Track 5 is “Midnight Heat” on which Cassie Taylor’s bass and Jackie Scott’s vocals add to the basic format. Jackie’s voice is always a pleasure to hear and this was one of the tracks that I preferred. It’s a song about love and lust and Hunter takes the opportunity of a larger ensemble to throw down some tasty guitar licks, doubletracking himself over the basic riff. The other two tracks on which Cassie plays are “Letter”, on which she duets with Hunter in her light and pleasant voice, and “Your Death (Is Killing Me)”. Guest vocalist Lamar’s contribution is a rap on “On The Tracks” which did nothing for me, I’m afraid. LeeTee duets with Hunter on the final track “50’sKay” which starts as a cover of “Chevrolet” then transforms into a version in which the object of desire is a guitar (50’s Kay) rather than a car! No drums on this one as ARE and Hunter produce the rhythm with handclaps and footstomps.
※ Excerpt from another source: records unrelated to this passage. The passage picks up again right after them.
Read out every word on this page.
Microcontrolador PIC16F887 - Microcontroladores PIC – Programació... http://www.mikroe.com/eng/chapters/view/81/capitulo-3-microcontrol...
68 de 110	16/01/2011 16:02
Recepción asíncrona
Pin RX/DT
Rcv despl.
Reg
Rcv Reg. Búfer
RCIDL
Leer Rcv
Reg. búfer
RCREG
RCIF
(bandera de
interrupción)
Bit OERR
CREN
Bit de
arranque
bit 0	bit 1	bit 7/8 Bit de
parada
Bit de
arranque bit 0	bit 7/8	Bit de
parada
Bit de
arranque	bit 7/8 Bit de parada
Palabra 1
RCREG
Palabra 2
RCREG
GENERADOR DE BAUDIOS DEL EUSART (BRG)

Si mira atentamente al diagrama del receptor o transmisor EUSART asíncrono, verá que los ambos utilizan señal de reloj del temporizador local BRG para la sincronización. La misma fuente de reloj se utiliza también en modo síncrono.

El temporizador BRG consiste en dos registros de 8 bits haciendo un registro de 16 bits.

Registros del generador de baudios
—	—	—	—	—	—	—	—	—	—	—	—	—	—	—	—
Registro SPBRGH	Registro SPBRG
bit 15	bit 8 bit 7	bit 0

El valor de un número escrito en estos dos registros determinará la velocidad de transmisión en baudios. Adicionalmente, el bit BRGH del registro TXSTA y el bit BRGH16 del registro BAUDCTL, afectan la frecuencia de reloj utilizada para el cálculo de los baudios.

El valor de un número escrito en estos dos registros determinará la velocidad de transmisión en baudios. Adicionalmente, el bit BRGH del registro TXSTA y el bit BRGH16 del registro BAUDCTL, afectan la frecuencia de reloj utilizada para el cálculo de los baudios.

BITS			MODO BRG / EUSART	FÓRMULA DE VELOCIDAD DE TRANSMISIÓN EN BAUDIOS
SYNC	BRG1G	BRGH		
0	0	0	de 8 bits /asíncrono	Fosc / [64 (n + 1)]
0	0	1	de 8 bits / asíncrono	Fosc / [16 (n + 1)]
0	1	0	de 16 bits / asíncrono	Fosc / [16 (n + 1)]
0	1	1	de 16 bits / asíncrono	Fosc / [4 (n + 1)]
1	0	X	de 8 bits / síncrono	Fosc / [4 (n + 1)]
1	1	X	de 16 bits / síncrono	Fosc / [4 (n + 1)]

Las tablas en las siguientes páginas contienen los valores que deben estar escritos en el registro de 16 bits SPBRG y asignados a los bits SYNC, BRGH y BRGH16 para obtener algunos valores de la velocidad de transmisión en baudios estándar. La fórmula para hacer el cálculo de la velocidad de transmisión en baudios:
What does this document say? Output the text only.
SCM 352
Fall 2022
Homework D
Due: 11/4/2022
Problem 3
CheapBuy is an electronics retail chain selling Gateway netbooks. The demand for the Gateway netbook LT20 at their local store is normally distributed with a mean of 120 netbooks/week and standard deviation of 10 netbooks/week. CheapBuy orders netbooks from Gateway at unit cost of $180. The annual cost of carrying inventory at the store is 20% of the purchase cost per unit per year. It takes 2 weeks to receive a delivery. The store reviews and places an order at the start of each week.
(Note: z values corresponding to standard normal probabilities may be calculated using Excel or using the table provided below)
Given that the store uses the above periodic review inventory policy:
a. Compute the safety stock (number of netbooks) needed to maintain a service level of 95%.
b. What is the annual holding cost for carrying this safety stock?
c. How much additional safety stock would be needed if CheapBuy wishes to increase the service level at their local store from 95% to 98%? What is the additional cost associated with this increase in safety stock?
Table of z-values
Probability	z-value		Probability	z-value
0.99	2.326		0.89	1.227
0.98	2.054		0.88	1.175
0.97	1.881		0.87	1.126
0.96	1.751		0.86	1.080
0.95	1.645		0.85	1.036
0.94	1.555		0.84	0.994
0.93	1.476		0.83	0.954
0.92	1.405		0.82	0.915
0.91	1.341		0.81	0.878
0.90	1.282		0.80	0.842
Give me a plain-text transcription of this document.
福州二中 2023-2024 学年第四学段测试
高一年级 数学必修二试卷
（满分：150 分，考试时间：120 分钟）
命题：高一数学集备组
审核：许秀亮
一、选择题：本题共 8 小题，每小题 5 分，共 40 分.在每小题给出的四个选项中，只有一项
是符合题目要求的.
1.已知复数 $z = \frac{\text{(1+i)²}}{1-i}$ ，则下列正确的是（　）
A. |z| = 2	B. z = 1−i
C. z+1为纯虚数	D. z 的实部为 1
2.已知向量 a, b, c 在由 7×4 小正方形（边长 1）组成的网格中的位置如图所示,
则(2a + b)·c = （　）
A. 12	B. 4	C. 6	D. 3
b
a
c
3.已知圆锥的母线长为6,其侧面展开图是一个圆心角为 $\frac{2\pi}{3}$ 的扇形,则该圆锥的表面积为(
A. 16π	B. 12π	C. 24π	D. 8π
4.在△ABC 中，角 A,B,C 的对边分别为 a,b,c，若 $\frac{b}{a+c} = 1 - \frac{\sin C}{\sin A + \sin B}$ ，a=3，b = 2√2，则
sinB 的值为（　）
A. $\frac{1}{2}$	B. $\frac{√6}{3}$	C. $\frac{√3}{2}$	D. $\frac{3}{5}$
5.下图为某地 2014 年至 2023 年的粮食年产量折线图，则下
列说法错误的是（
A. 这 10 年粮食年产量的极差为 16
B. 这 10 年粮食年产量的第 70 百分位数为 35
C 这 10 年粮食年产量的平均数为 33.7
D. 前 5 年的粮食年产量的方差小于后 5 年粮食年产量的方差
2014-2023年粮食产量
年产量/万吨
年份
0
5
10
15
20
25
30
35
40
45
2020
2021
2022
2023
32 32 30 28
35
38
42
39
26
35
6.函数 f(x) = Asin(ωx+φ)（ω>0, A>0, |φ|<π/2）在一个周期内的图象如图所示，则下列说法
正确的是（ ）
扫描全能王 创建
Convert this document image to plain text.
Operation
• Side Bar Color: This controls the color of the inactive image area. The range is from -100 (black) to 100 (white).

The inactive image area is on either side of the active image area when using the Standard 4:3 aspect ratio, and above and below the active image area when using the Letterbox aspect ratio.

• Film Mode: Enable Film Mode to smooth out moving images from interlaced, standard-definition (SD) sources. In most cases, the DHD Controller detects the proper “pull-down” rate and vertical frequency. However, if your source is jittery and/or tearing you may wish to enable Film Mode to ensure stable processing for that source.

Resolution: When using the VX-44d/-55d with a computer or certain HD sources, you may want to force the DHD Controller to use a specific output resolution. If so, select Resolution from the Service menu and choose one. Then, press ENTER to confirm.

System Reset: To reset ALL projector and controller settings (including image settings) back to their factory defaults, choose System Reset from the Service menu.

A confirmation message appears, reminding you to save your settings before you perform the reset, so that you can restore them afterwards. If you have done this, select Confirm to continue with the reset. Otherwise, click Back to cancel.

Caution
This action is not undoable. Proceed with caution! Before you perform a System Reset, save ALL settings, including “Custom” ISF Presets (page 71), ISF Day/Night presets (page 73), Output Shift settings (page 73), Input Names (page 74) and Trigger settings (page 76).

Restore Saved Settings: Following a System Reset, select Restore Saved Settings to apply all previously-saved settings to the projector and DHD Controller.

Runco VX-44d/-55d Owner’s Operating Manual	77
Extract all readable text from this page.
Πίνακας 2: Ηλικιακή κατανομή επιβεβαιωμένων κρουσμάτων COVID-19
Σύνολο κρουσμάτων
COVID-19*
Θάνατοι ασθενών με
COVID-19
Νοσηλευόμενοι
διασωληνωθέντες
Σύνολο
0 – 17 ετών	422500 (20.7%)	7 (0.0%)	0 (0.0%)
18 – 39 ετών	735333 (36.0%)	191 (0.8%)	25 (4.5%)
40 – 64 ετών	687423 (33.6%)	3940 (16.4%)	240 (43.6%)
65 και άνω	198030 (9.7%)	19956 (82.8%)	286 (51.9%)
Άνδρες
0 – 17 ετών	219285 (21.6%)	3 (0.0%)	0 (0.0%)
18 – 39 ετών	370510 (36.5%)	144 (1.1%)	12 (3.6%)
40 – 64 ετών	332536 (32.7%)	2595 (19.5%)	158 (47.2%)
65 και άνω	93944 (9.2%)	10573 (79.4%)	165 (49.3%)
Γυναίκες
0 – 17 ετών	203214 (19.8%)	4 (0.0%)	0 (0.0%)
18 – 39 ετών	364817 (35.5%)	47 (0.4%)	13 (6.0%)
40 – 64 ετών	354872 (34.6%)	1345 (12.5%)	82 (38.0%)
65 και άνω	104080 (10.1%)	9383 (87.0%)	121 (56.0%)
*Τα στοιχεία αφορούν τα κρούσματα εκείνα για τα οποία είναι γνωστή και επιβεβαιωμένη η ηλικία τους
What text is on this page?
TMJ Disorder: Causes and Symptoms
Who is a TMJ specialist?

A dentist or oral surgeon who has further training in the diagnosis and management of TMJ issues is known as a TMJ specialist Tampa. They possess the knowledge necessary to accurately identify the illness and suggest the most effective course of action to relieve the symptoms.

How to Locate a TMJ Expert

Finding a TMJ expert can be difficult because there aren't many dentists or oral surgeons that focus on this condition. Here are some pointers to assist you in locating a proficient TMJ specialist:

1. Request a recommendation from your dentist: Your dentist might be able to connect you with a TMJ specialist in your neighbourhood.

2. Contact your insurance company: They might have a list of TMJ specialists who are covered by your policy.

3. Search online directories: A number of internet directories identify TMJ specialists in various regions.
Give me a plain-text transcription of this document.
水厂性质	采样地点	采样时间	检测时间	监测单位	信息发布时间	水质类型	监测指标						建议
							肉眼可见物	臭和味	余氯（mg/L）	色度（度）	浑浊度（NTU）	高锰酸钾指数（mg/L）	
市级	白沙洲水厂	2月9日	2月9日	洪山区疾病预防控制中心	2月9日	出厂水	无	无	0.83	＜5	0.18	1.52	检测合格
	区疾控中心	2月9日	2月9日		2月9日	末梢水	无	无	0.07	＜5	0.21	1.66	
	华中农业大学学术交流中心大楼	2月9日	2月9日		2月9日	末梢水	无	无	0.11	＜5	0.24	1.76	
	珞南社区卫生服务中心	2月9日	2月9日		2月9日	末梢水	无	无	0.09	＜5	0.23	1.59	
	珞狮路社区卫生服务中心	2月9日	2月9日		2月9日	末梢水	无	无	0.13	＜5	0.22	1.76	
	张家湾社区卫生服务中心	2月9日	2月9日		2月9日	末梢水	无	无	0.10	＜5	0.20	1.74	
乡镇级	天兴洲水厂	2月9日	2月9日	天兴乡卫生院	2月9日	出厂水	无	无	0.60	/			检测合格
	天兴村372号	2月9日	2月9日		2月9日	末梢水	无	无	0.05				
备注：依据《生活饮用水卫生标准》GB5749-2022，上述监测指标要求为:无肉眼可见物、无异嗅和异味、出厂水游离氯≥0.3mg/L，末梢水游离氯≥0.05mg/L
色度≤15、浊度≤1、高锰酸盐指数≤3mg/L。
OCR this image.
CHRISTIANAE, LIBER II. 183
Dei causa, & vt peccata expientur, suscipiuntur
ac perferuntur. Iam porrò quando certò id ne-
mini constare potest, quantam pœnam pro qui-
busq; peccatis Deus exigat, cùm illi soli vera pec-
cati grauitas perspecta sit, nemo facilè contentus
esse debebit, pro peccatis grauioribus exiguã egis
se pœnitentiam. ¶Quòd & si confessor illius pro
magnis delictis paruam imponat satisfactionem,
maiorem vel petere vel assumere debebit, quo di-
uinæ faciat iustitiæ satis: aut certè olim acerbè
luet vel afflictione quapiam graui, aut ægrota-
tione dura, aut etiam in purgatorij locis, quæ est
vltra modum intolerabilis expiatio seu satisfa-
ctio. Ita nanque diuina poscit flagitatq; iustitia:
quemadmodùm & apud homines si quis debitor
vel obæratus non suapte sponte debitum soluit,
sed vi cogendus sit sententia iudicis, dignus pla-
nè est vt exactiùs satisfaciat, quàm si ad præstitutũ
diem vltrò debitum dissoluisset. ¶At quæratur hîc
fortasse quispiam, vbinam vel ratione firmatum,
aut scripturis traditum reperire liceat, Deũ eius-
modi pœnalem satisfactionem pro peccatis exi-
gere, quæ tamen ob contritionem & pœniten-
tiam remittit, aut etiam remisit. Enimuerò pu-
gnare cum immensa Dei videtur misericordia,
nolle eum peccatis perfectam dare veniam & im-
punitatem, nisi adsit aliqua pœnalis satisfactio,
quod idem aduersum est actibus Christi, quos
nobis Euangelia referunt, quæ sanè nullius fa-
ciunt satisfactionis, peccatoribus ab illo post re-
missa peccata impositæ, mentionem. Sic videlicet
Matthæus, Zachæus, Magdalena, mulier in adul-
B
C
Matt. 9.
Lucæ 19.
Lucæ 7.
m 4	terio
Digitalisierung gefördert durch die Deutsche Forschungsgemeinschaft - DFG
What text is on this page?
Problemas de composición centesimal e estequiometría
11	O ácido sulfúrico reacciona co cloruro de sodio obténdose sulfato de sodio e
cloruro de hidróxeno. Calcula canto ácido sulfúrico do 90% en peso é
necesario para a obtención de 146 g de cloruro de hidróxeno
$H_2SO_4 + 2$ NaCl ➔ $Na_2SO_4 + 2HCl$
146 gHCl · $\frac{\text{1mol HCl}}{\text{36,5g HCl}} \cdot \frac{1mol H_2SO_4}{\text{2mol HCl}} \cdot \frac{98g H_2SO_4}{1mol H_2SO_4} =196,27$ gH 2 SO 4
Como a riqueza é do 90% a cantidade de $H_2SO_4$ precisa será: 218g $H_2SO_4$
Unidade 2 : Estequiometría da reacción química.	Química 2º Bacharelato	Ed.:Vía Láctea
Interestingly the information supplied with the CD suggests that this is “Blues/Rock/Garage” and will appeal to fans of The White Stripes, Black Keys, Cage The Elephant, Band Of Skulls and Crash Kings. Also mentioned in this section are the more familiar names of Robert Johnson, Son House and David Honeyboy Edwards. It will appeal to those who enjoy some of the acts mentioned above, particularly those at the start of the list.

Reviewer John Mitchell is a blues enthusiast based in the UK.  He also travels to the States most years to see live blues music and is currently planning a visit to the Tampa Bay Blues Festival.